“The pandemic has resulted in a change of perspective as to the way education should be conducted. The need for adaptability,” as Faculty of Arts and Letters Dean Prof. Marilu R. Madrunio, Ph.D., stated in her opening remarks in the webinar conducted on October 23, 2020, “is necessary at this time of extreme VUCA world.”
What is a VUCA world?
VUCA is an acronym for volatile, uncertain, complex, and ambiguous. VUCA is a concept that is used to characterize the current environment and the leadership required to navigate it. It characterizes the nature of some difficult conditions and situations, such as the limitations in movement and social interaction that we experience now brought about by the COVID-19 pandemic.

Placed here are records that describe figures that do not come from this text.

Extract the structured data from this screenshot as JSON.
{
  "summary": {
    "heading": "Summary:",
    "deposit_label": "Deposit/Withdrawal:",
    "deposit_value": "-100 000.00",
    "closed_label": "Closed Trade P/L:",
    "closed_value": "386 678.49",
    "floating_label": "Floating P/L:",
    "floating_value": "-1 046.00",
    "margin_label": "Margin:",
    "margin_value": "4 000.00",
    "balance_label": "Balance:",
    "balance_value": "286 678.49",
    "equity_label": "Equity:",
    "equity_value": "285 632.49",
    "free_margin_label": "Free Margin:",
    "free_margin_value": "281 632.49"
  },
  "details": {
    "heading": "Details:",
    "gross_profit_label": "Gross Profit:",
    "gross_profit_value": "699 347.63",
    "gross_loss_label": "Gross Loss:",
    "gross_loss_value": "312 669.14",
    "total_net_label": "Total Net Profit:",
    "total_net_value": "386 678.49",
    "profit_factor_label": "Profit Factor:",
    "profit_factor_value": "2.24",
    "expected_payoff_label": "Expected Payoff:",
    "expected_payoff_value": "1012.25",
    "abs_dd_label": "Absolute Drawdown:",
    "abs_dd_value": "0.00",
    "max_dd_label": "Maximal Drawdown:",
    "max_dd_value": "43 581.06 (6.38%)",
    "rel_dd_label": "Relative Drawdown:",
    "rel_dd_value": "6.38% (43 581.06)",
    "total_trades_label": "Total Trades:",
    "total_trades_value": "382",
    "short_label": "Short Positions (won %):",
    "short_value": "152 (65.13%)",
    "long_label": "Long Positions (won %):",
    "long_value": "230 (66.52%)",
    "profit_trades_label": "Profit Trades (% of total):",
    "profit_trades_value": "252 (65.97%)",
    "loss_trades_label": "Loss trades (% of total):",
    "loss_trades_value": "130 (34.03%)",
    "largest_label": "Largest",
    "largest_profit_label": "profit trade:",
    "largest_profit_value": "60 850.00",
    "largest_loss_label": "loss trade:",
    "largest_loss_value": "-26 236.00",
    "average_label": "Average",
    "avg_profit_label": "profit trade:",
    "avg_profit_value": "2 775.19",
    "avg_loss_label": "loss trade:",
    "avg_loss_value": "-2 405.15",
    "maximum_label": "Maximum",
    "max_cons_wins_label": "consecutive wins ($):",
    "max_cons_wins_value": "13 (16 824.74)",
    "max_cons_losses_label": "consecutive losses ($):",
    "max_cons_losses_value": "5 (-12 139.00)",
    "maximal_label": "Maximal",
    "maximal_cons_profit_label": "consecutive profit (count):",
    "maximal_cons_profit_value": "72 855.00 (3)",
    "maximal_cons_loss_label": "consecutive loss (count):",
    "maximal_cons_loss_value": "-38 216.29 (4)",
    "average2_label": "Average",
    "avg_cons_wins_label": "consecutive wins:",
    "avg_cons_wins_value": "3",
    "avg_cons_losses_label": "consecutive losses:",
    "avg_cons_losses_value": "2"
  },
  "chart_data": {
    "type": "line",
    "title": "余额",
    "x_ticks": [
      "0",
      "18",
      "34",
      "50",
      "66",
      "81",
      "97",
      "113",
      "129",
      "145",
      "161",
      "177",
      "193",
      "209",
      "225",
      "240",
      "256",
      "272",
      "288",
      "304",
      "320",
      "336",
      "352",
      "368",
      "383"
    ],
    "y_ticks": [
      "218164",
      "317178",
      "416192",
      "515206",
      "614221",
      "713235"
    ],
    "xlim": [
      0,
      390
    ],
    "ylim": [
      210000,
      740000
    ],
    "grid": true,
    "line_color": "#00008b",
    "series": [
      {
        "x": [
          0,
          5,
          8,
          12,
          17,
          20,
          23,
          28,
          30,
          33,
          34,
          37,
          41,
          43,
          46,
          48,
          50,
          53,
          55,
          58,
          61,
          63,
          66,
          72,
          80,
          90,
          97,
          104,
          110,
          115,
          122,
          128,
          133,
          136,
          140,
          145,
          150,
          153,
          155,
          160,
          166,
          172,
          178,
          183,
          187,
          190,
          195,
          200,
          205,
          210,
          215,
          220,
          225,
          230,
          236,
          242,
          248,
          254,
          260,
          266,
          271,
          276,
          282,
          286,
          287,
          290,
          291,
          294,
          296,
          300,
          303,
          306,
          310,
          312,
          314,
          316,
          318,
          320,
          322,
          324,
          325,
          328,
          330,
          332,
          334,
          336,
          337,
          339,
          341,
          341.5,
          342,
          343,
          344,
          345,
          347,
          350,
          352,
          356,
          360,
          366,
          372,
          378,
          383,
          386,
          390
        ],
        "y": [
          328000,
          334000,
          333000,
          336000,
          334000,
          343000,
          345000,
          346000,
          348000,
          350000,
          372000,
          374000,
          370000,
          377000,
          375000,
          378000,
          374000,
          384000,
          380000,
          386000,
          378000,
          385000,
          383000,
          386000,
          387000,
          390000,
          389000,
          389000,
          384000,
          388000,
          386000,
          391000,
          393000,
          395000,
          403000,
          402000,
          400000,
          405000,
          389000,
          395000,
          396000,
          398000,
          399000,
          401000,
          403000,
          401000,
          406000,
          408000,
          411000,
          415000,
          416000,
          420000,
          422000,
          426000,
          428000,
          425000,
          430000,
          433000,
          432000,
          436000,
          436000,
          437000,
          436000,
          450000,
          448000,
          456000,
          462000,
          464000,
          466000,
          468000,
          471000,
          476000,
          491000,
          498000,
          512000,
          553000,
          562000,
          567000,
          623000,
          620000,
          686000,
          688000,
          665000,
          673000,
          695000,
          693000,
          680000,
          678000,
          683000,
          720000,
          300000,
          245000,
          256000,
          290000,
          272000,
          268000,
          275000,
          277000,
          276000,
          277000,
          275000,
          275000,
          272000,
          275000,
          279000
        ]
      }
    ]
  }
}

The guest speaker, Nanyang Technological University National Institute of Education Visual and Performing Arts Head Mr. Paul Benedict Lincoln, explained what could help educators make learning and re-learning, growing and adapting intrinsic, in this VUCA world.
“We want our children to learn to love to learn. We have to know how to bring joy to our lessons,” he started. Lincoln cited that Outcome-Based Education (OBE) builds upon student mastery and understands why proficiency matters. To drive his point home, the speaker constructed a hypothetical lesson: ‘Riding Bikes for Beginners’.
With the use of technology, schools can hold classes, albeit virtually. Online classes are either held synchronously or asynchronously. Lincoln gave examples of applications that could be used in both methods such as live stream, Zoom, polling software Mentimeter for synchronous classes, and pre-recorded videos, the university Learning Management System, and 3D simulations as possible software for asynchronous classes.
Well-researched on the University, Lincoln even mentioned that the Institutional Intended Learning Outcome or IILO for UST learners is embodied in SEAL which stands for Servant leader, Effective communicator, Analytical and creative thinker, and Lifelong learner.
Sharing his observations about going Online or Blended, Lincoln reminded his teacher-audience that “The decision to use one over the other relies on the intrinsic motivation of the learner; it re-draws or re-defines our behavior in the classroom.” He reiterated that what we do now will shape how our learners will continue to learn outside the university.
As he closed his lecture, Lincoln gave what he called his “Six Final Statements” to highlight the most salient points of his talk to the 120 webinar participants organized by the Faculty of Arts and Letters, and apparently, to underscore what the teachers have to bring with them to their virtual classrooms.
The six are: (1) design mind-set or disposition; have an expanded view of OBE, (2) social learning encourages collaboration and constructivism, (3) authenticity is crucial for learner fulfillment, (4) work backward from ILO to Lesson Activity and avoid teacher centricity, (5) assessments can be used to grow learners, not to rank them, and (6) technology is the literacy and enabler for the re-learning of tomorrow.
An open forum moderated by Arts and Letters Faculty Secretary Asst. Prof. Zenia Rodriguez followed the lecture that was made possible through the Zoom platform.